Der Trainer entscheidet auch, ob es im Winter Neuzugänge gibt. Einer könnte Faton Toski sein. Der frühere Eintrachtler kickte zuletzt beim VfL Bochum, bekam dort aber keinen Vertrag mehr. Seit Dienstag trainiert der Mittelfeldspieler beim FSV mit und wird das auch bis Weihnachten noch tun. Danach soll eine Entscheidung fallen. Stöver: „Wir wissen, dass er ein guter Fußballer ist. Wir müssen jetzt sehen, wie fit er ist. Er müsste im Mittelfeld die Lücke zwischen Abwehr und Angriff schließen.“ Die hat Yannick Stark nach seinem Wechsel zu 1860 München hinterlassen.

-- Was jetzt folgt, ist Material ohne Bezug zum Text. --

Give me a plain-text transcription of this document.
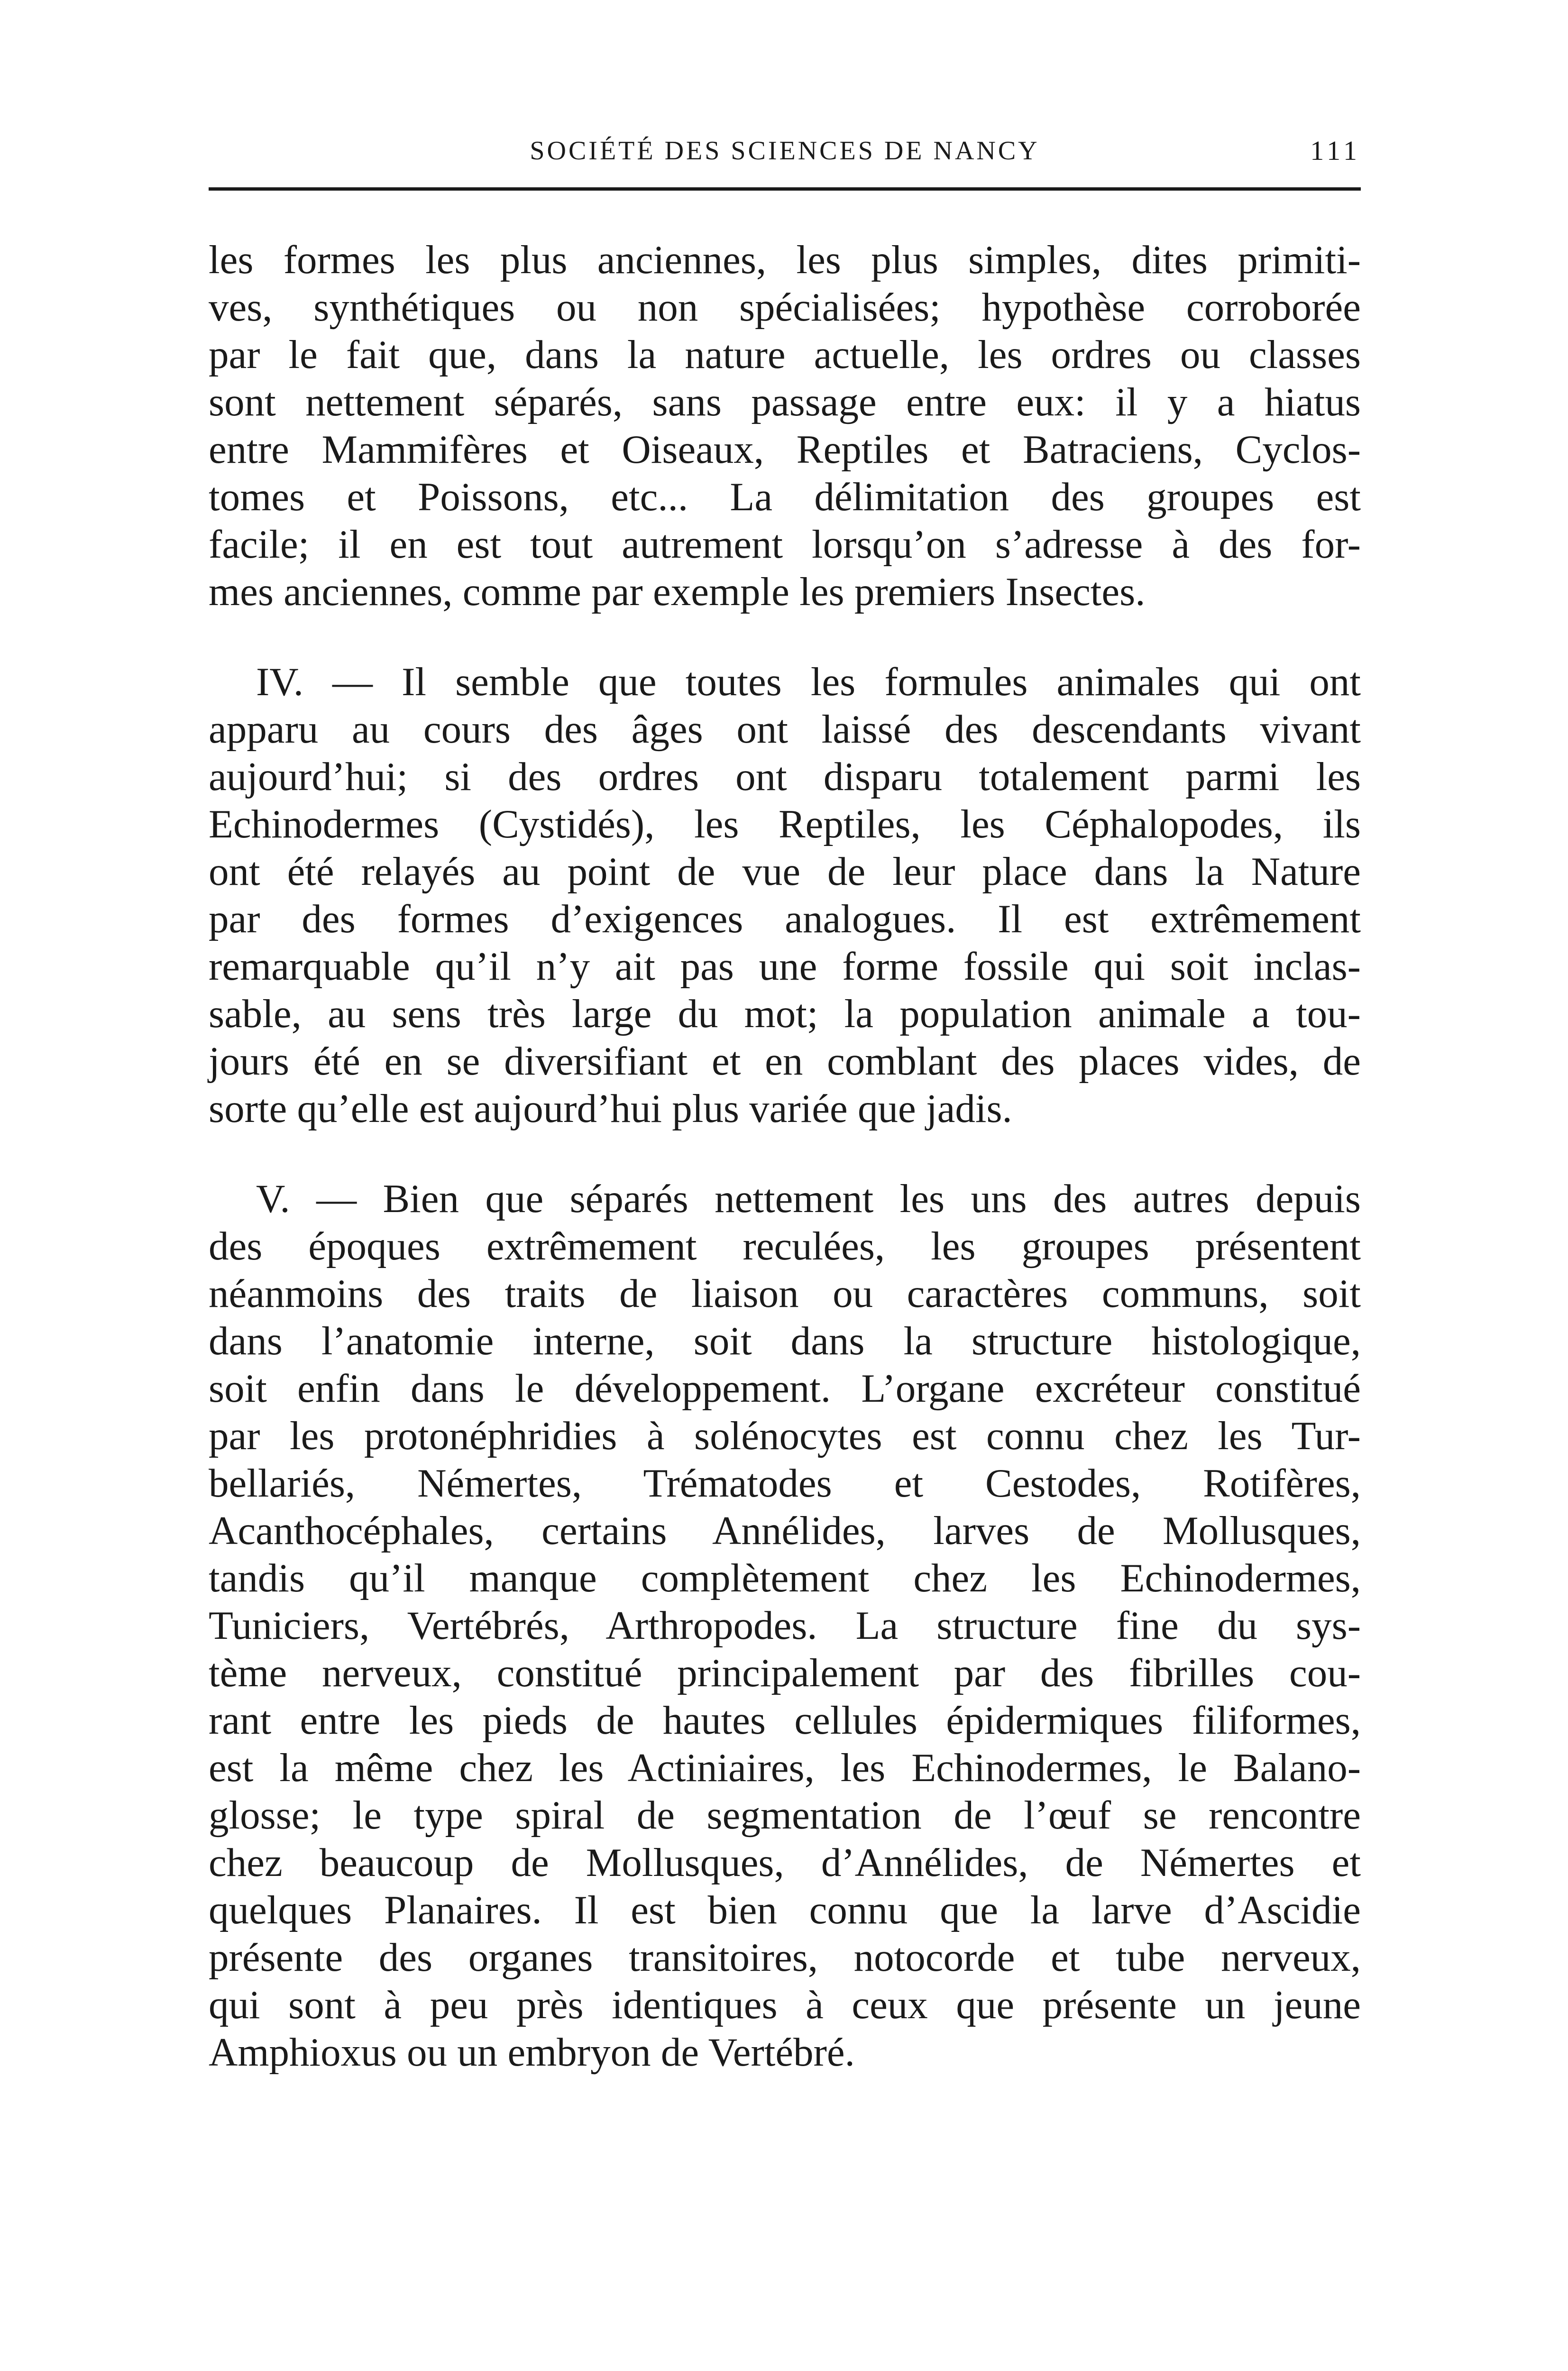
SOCIÉTÉ DES SCIENCES DE NANCY	111

les formes les plus anciennes, les plus simples, dites primiti-
ves, synthétiques ou non spécialisées; hypothèse corroborée
par le fait que, dans la nature actuelle, les ordres ou classes
sont nettement séparés, sans passage entre eux: il y a hiatus
entre Mammifères et Oiseaux, Reptiles et Batraciens, Cyclos-
tomes et Poissons, etc... La délimitation des groupes est
facile; il en est tout autrement lorsqu’on s’adresse à des for-
mes anciennes, comme par exemple les premiers Insectes.

IV. — Il semble que toutes les formules animales qui ont
apparu au cours des âges ont laissé des descendants vivant
aujourd’hui; si des ordres ont disparu totalement parmi les
Echinodermes (Cystidés), les Reptiles, les Céphalopodes, ils
ont été relayés au point de vue de leur place dans la Nature
par des formes d’exigences analogues. Il est extrêmement
remarquable qu’il n’y ait pas une forme fossile qui soit inclas-
sable, au sens très large du mot; la population animale a tou-
jours été en se diversifiant et en comblant des places vides, de
sorte qu’elle est aujourd’hui plus variée que jadis.

V. — Bien que séparés nettement les uns des autres depuis
des époques extrêmement reculées, les groupes présentent
néanmoins des traits de liaison ou caractères communs, soit
dans l’anatomie interne, soit dans la structure histologique,
soit enfin dans le développement. L’organe excréteur constitué
par les protonéphridies à solénocytes est connu chez les Tur-
bellariés, Némertes, Trématodes et Cestodes, Rotifères,
Acanthocéphales, certains Annélides, larves de Mollusques,
tandis qu’il manque complètement chez les Echinodermes,
Tuniciers, Vertébrés, Arthropodes. La structure fine du sys-
tème nerveux, constitué principalement par des fibrilles cou-
rant entre les pieds de hautes cellules épidermiques filiformes,
est la même chez les Actiniaires, les Echinodermes, le Balano-
glosse; le type spiral de segmentation de l’œuf se rencontre
chez beaucoup de Mollusques, d’Annélides, de Némertes et
quelques Planaires. Il est bien connu que la larve d’Ascidie
présente des organes transitoires, notocorde et tube nerveux,
qui sont à peu près identiques à ceux que présente un jeune
Amphioxus ou un embryon de Vertébré.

Das traut sich Toski durchaus zu: „Ich habe zwar in Bochum zuletzt hinten links gespielt, aber am liebsten spiele ich im Mittelfeld. Ich würde gerne zum FSV kommen. Erfahrung im Abstiegskampf habe ich ja. Ich denke aber, der FSV hat eine Mannschaft, die besser ist, als einige andere da unten.“

Bevor man aber an Neuzugänge denkt, muss man aus finanziellen Gründen daran denken, Spieler abzugeben. Erster Kandidat ist Odise Roshi. Der zur Zeit erkrankte Albaner konnte bisher nie die Erwartungen erfüllen. Es wird aber ziemlich schwer sein, einen Verein für ihn zu finden.